首から下げたときの重み、チャリンと当たる音、妙に誇らしい気持ち。
あれを娘がかけてもらうのかと想像して、私は勝手に胸を熱くしていた。
ところが渡されたのは……なんと、クッキーでできたメダルだった。
かわいいリボンがついていて、一応「首にかけられる」仕様になっている。
でも、その本体はサクサクのクッキー。金色の輝きの代わりに、ほんのり甘い香りがただよっている。
「えっ……食べるの?」と娘は目をまんまるにして、うれしそうに困惑していた。
わかる、わかるよ。私も最初は「食べたら消えるじゃない!」と心の中で突っ込みを入れた。
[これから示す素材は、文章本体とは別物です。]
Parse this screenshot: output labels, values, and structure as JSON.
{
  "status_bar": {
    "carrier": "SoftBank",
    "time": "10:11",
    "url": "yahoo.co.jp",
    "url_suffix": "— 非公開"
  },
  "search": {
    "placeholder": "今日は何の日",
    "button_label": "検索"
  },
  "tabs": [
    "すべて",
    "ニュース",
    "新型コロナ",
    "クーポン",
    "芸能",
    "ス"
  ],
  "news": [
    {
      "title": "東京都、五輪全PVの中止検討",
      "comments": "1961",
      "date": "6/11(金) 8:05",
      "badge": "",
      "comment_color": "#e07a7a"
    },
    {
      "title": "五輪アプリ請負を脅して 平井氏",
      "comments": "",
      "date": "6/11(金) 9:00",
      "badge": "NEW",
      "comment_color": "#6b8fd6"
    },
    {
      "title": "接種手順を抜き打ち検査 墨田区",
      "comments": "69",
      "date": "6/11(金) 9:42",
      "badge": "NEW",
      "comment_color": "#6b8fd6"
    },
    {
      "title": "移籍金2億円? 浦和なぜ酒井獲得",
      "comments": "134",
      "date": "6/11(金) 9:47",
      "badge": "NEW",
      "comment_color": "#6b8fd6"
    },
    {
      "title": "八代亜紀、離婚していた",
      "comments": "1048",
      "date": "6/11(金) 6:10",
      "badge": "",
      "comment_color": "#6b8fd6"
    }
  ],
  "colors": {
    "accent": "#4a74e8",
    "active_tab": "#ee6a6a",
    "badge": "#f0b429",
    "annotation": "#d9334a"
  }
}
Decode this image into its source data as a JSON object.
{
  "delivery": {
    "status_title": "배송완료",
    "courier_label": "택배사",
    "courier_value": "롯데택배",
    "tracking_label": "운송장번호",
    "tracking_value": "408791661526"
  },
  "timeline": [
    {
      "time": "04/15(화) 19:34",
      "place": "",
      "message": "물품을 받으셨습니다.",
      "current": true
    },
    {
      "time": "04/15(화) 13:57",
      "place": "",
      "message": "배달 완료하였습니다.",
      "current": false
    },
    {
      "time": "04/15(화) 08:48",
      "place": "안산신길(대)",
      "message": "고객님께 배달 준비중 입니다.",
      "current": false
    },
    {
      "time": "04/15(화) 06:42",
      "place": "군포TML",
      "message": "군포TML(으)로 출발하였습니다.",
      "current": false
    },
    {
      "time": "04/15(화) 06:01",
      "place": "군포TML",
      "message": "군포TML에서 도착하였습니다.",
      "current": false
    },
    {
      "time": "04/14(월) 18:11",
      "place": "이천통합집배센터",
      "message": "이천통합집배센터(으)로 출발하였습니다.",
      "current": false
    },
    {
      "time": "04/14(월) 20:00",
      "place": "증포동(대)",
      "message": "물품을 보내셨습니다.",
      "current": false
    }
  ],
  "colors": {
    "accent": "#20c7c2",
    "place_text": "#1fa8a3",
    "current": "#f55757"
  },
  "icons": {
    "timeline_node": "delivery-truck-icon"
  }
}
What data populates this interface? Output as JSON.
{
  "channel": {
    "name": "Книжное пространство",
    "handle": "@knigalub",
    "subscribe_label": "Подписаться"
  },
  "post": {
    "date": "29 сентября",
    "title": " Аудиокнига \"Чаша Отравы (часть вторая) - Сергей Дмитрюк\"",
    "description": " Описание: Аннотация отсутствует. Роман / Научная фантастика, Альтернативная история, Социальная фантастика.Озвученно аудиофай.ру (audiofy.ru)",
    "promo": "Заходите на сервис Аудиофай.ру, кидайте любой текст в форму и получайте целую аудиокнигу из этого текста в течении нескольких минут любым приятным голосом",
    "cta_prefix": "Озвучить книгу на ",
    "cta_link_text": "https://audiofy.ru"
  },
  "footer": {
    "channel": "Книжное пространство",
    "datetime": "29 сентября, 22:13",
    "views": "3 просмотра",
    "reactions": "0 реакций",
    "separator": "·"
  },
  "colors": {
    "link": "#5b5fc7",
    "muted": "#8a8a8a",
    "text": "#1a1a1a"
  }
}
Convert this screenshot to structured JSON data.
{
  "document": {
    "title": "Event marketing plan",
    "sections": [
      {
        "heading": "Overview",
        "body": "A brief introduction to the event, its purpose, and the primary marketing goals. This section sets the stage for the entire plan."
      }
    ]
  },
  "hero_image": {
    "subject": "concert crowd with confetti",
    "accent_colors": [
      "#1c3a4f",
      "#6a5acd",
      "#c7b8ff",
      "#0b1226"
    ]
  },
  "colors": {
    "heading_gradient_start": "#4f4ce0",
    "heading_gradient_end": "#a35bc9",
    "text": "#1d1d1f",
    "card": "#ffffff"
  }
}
記念品って、普通は取っておけるものだと思うじゃないか。
「これ、食べたらなくなるやんね?」
「そらそやな、クッキーやもんな」
「食べたいけど、食べたくないなあ」
娘はそんなふうにメダルを前にして小さな葛藤をくり返していた。
結局、「うち気が済むまで飾ってから食べることにするわ!」と自分で結論を出したらしい。
飾っているうちに少しずつ湿気ちゃうんじゃないか、と心配するのは母のほうで、娘はただただ誇らしげに机の上に並べている。
その姿を見て、私はふと納得した。
形が残らなくても、すぐに食べちゃわなくてもいい。
手元にあるあいだも、それは立派な記念品なのだ。食べられる勲章なんて、なかなかもらえるものじゃない。
娘は毎日そのメダルを見ては満足気。
時々「どんな味すんねんやろ」とニヤリと笑う。
クッキーの甘い香りにじらされながら、おそらく賞味期限ぎりぎりまでこのやりとりを楽しむのだろう。
手元に残らなくても、心には残る。むしろ「残らない」からこそ、強く刻まれるんじゃないか。
クッキーのメダルは、そんな記憶の作り方を教えてくれた。ありがたし。